"Yeah," Bucky said reflectively. "And I hear starvation isn't a comfortable death. Okay, Jig. Let's go sign." He put his hand on the latch and looked at my feet. "And—uh—Jig, I...."

I said, "Skip it. The next time, just don't trip me up, that's all!"

We had a nasty trip to Venus. Gertrude kept the brute tank on edge, and Gow, on the rare occasions he came up for air, went around looking like a disaster hoping to happen. To make it worse, Zurt the Jovian strong-man got hurt during the take-off, and the Mercurian cave-cat had kittens.

Nobody would have minded that, only one of 'em had only four legs. It lived just long enough to scare that bunch of superstitious dopes out of their pants. Circus people are funny that way.

Shannon and I did a little quiet sleuthing, but it was a waste of time. Anybody in the gang might have let those electric worms out on us. It didn't help any to know that somebody, maybe the guy next to you at dinner, was busy thinking ways to kill you. By the time we hit Venus, I was ready to do a Brodie out the refuse chute.

Shannon set the crate down on the edge of Nahru, the first stop on our itinerary. I stood beside him, looking out the ports at the scenery. It was Venus, all right. Blue mud and thick green jungle and rain, and a bunch of ratty-looking plastic shacks huddling together in the middle of it. Men in slickers were coming out for a look.

I saw Beamish's sleek yacht parked on a cradle over to the left, and our router's runabout beside it. Bucky Shannon groaned.
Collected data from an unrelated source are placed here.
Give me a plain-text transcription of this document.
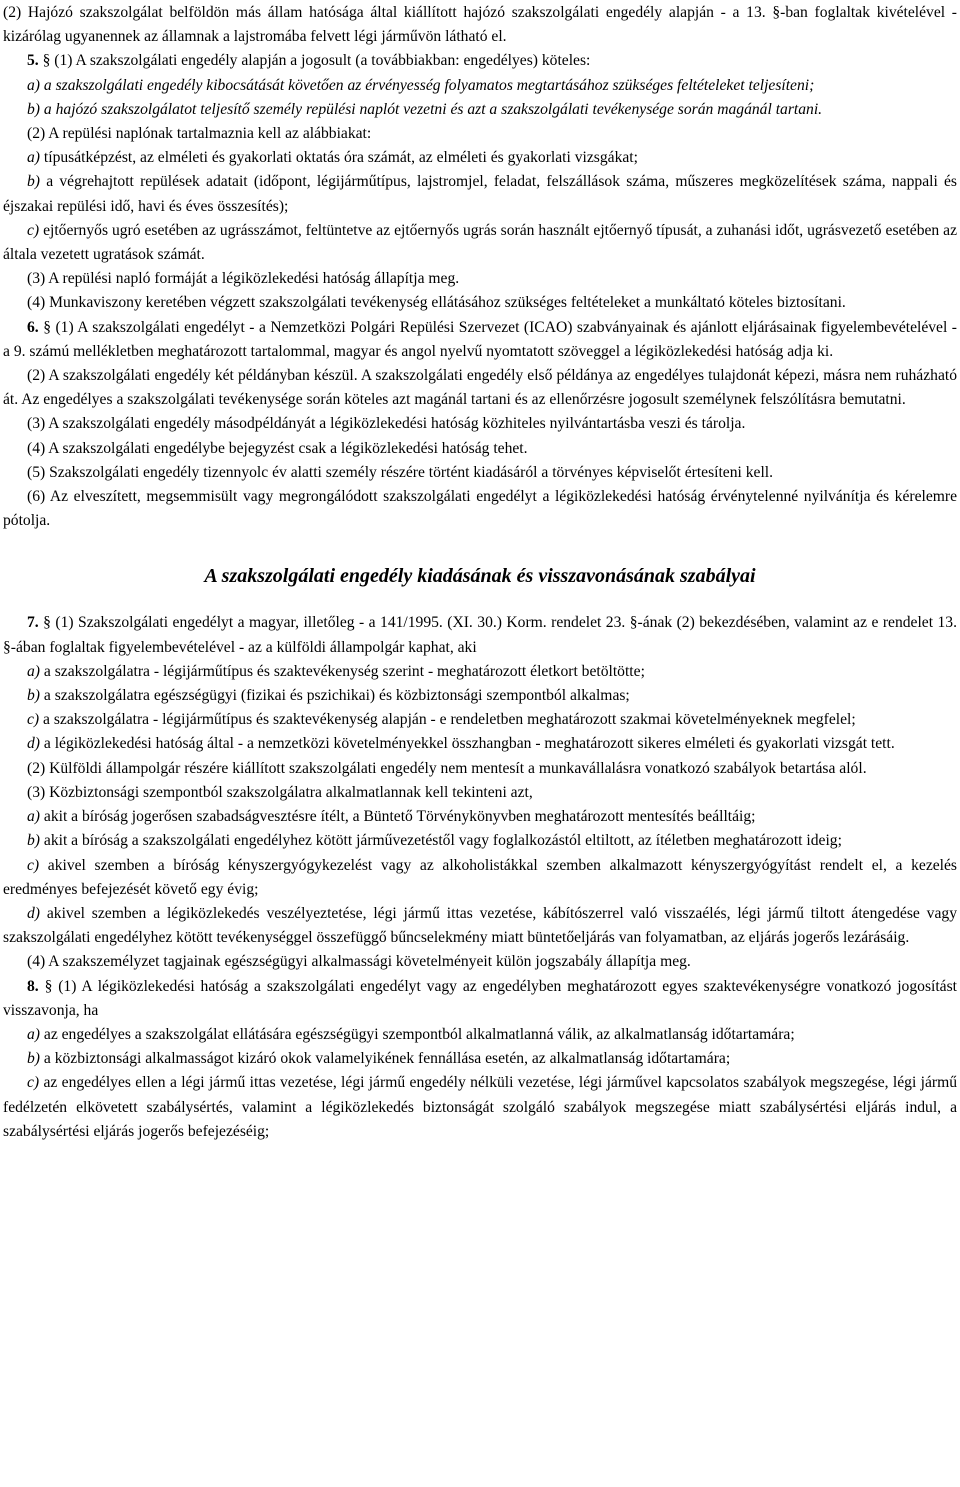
(2) Hajózó szakszolgálat belföldön más állam hatósága által kiállított hajózó szakszolgálati engedély alapján - a 13. §-ban foglaltak kivételével - kizárólag ugyanennek az államnak a lajstromába felvett légi járművön látható el.

5. § (1) A szakszolgálati engedély alapján a jogosult (a továbbiakban: engedélyes) köteles:

a) a szakszolgálati engedély kibocsátását követően az érvényesség folyamatos megtartásához szükséges feltételeket teljesíteni;

b) a hajózó szakszolgálatot teljesítő személy repülési naplót vezetni és azt a szakszolgálati tevékenysége során magánál tartani.

(2) A repülési naplónak tartalmaznia kell az alábbiakat:

a) típusátképzést, az elméleti és gyakorlati oktatás óra számát, az elméleti és gyakorlati vizsgákat;

b) a végrehajtott repülések adatait (időpont, légijárműtípus, lajstromjel, feladat, felszállások száma, műszeres megközelítések száma, nappali és éjszakai repülési idő, havi és éves összesítés);

c) ejtőernyős ugró esetében az ugrásszámot, feltüntetve az ejtőernyős ugrás során használt ejtőernyő típusát, a zuhanási időt, ugrásvezető esetében az általa vezetett ugratások számát.

(3) A repülési napló formáját a légiközlekedési hatóság állapítja meg.

(4) Munkaviszony keretében végzett szakszolgálati tevékenység ellátásához szükséges feltételeket a munkáltató köteles biztosítani.

6. § (1) A szakszolgálati engedélyt - a Nemzetközi Polgári Repülési Szervezet (ICAO) szabványainak és ajánlott eljárásainak figyelembevételével - a 9. számú mellékletben meghatározott tartalommal, magyar és angol nyelvű nyomtatott szöveggel a légiközlekedési hatóság adja ki.

(2) A szakszolgálati engedély két példányban készül. A szakszolgálati engedély első példánya az engedélyes tulajdonát képezi, másra nem ruházható át. Az engedélyes a szakszolgálati tevékenysége során köteles azt magánál tartani és az ellenőrzésre jogosult személynek felszólításra bemutatni.

(3) A szakszolgálati engedély másodpéldányát a légiközlekedési hatóság közhiteles nyilvántartásba veszi és tárolja.

(4) A szakszolgálati engedélybe bejegyzést csak a légiközlekedési hatóság tehet.

(5) Szakszolgálati engedély tizennyolc év alatti személy részére történt kiadásáról a törvényes képviselőt értesíteni kell.

(6) Az elveszített, megsemmisült vagy megrongálódott szakszolgálati engedélyt a légiközlekedési hatóság érvénytelenné nyilvánítja és kérelemre pótolja.

A szakszolgálati engedély kiadásának és visszavonásának szabályai

7. § (1) Szakszolgálati engedélyt a magyar, illetőleg - a 141/1995. (XI. 30.) Korm. rendelet 23. §-ának (2) bekezdésében, valamint az e rendelet 13. §-ában foglaltak figyelembevételével - az a külföldi állampolgár kaphat, aki

a) a szakszolgálatra - légijárműtípus és szaktevékenység szerint - meghatározott életkort betöltötte;

b) a szakszolgálatra egészségügyi (fizikai és pszichikai) és közbiztonsági szempontból alkalmas;

c) a szakszolgálatra - légijárműtípus és szaktevékenység alapján - e rendeletben meghatározott szakmai követelményeknek megfelel;

d) a légiközlekedési hatóság által - a nemzetközi követelményekkel összhangban - meghatározott sikeres elméleti és gyakorlati vizsgát tett.

(2) Külföldi állampolgár részére kiállított szakszolgálati engedély nem mentesít a munkavállalásra vonatkozó szabályok betartása alól.

(3) Közbiztonsági szempontból szakszolgálatra alkalmatlannak kell tekinteni azt,

a) akit a bíróság jogerősen szabadságvesztésre ítélt, a Büntető Törvénykönyvben meghatározott mentesítés beálltáig;

b) akit a bíróság a szakszolgálati engedélyhez kötött járművezetéstől vagy foglalkozástól eltiltott, az ítéletben meghatározott ideig;

c) akivel szemben a bíróság kényszergyógykezelést vagy az alkoholistákkal szemben alkalmazott kényszergyógyítást rendelt el, a kezelés eredményes befejezését követő egy évig;

d) akivel szemben a légiközlekedés veszélyeztetése, légi jármű ittas vezetése, kábítószerrel való visszaélés, légi jármű tiltott átengedése vagy szakszolgálati engedélyhez kötött tevékenységgel összefüggő bűncselekmény miatt büntetőeljárás van folyamatban, az eljárás jogerős lezárásáig.

(4) A szakszemélyzet tagjainak egészségügyi alkalmassági követelményeit külön jogszabály állapítja meg.

8. § (1) A légiközlekedési hatóság a szakszolgálati engedélyt vagy az engedélyben meghatározott egyes szaktevékenységre vonatkozó jogosítást visszavonja, ha

a) az engedélyes a szakszolgálat ellátására egészségügyi szempontból alkalmatlanná válik, az alkalmatlanság időtartamára;

b) a közbiztonsági alkalmasságot kizáró okok valamelyikének fennállása esetén, az alkalmatlanság időtartamára;

c) az engedélyes ellen a légi jármű ittas vezetése, légi jármű engedély nélküli vezetése, légi járművel kapcsolatos szabályok megszegése, légi jármű fedélzetén elkövetett szabálysértés, valamint a légiközlekedés biztonságát szolgáló szabályok megszegése miatt szabálysértési eljárás indul, a szabálysértési eljárás jogerős befejezéséig;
"A blue one, Jig. A morgue if I ever saw one!"

I snarled, "What do you want, with this lousy dog-and-pony show!" and went out. He followed. The gang was converging on the lock, but they weren't happy. You get so you can feel those things. The steamy Venus heat was already sneaking into the ship.

While we passed the hatchway to the brute tank, I could hear Gertrude, screaming.